After completing her research, Warnick put out a call for student help in Spring 2014. Rosie O’Brien ’16, a current co-leader of the group, was among the students to join last year. 

“We started brainstorming how we could continue to meet with Dining Services, how to eventually meet with the President and other administrators, and how to gain more student involvement,” O’Brien said.

Unlike many colleges and universities around the country, Grinnell Dining Services is self-operated, meaning that Dining Hall management is not outsourced to an external company. Consequently, the College is not under contract to buy food from specific places. Despite this flexibility, Warnick’s report found that Dining Services purchases 75 percent of its food through Sysco, the largest food distributor corporation in the world.

In an effort to spread the word and make changes, students from Grinnell’s Real Food Challenge formed student and administrative outreach groups. Co-chairs Liana Butchard ’18 and Lucia Tonachel ’18 say that educating students and gathering support is critical to the mission.
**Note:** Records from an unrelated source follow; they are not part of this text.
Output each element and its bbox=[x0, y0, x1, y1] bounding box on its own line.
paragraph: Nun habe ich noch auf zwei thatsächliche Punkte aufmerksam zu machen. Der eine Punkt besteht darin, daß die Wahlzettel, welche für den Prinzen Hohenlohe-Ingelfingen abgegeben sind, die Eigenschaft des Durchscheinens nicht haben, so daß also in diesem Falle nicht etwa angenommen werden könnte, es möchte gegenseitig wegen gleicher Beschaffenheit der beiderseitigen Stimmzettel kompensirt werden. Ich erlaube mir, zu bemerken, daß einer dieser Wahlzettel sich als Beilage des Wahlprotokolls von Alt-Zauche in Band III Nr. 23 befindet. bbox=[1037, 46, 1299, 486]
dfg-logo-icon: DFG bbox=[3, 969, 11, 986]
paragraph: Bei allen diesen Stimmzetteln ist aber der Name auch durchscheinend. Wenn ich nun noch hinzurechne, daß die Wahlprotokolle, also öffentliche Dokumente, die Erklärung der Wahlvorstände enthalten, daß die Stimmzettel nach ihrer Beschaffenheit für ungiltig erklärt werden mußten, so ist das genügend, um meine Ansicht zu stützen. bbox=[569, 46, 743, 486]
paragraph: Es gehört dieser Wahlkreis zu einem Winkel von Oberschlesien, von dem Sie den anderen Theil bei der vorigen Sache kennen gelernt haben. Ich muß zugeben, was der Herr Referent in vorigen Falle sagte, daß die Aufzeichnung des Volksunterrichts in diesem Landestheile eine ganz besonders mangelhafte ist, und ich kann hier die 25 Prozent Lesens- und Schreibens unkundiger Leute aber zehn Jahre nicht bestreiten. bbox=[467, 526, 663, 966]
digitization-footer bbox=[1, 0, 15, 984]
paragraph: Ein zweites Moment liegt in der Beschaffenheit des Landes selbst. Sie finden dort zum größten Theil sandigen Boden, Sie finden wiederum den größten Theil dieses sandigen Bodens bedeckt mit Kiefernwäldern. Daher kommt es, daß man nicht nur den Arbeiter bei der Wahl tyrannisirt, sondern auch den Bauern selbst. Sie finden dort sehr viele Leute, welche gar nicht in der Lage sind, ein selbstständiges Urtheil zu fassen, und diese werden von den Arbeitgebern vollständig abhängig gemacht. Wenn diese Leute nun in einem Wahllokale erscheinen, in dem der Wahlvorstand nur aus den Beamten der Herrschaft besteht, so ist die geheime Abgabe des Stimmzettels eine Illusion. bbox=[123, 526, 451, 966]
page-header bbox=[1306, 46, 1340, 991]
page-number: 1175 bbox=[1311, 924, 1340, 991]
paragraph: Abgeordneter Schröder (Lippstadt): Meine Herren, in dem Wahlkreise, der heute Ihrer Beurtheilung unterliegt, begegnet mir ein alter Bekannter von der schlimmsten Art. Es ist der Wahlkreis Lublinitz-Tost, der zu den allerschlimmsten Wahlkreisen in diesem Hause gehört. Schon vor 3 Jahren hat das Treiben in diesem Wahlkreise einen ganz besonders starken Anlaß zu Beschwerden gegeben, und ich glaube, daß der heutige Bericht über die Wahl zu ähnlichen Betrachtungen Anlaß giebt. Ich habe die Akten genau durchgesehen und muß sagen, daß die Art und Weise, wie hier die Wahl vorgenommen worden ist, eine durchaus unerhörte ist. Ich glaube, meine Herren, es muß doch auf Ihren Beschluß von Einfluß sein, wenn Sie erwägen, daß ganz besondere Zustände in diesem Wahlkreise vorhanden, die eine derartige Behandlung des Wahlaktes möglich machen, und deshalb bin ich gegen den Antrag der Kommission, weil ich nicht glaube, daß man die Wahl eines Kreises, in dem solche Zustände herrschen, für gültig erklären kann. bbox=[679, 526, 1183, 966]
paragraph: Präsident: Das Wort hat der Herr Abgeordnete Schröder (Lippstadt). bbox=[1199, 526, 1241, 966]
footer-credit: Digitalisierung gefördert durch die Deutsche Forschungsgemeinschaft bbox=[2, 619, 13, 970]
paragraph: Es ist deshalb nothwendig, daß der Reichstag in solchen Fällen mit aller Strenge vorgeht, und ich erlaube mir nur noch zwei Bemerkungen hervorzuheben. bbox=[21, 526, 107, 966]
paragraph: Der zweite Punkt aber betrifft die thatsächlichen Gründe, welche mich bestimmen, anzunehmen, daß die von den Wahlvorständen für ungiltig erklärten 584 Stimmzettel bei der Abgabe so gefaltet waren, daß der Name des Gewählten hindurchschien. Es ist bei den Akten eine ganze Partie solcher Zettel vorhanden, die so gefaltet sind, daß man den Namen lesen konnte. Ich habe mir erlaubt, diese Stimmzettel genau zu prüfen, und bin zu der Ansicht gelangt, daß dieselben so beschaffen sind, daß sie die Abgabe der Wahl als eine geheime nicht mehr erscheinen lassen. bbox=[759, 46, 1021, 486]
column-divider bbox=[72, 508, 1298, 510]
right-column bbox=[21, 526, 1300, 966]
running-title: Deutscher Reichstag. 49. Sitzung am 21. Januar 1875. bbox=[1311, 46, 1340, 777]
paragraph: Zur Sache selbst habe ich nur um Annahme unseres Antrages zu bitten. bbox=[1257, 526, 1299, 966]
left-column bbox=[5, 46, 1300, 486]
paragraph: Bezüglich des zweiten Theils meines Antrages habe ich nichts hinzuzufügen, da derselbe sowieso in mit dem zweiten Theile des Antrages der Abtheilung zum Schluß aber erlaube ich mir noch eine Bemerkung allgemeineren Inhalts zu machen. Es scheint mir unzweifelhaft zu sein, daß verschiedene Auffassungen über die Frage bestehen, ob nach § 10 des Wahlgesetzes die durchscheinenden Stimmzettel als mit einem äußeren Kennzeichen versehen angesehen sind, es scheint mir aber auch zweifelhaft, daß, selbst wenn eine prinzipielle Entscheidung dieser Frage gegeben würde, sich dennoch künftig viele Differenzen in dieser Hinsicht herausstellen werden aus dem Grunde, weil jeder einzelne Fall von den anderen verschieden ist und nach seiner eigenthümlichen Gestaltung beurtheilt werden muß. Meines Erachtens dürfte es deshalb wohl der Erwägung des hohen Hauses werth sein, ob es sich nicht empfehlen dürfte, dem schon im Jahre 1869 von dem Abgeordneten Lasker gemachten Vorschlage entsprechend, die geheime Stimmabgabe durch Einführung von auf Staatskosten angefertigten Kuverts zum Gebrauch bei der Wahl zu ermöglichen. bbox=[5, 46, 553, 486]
They have helped to host speakers from groups including Powesheik CARES—a local anti-CAFO group—and have also tabled outside the D-Hall.

“Tabling has let us see the extremes of the student body,” Butchard and Tonachel wrote in an email to The S&B. “We have been met with both enthusiasm and adamant opposition.” 

The administrative outreach group began meeting with Dining Services last year.

“Over the course of our meetings, we’ve asked Dick Williams, Director of Dining Services, to help us assess alternative producer and cost lists to see what specific products would cost if we changed their sourcing,” O’Brien said. “And they said that they don’t currently have enough resources in the budget to make all the purchases.”

Next week, the group will meet with President Kington directly.

“Our next step is to ask the administration to support a budget increase,” O’Brien said. “We’re also asking the College to sign the official Real Food Campus Commitment.”

The group’s first priority is to reduce the College’s consumption of CAFO meat.

“We buy so much CAFO meat as an operation,” O’Brien said. “And there are a lot of sources for humanely raised meat around us.”

The group says they are aware that there are budgetary limits to buying real food, but they point out that colleges with smaller endowments than Grinnell have a higher percentage of real food purchases, and the potential benefits to signing the commitment go beyond simply supporting ethically- and sustainably-sourced food. It would also attract prospective students who are concerned about food ecosystems and the intersections between food justice and environmental and social causes.

Students interested in getting involved with Grinnell’s Real Food Challenge can attend their meetings on Wednesdays at 8 p.m. in JRC 226.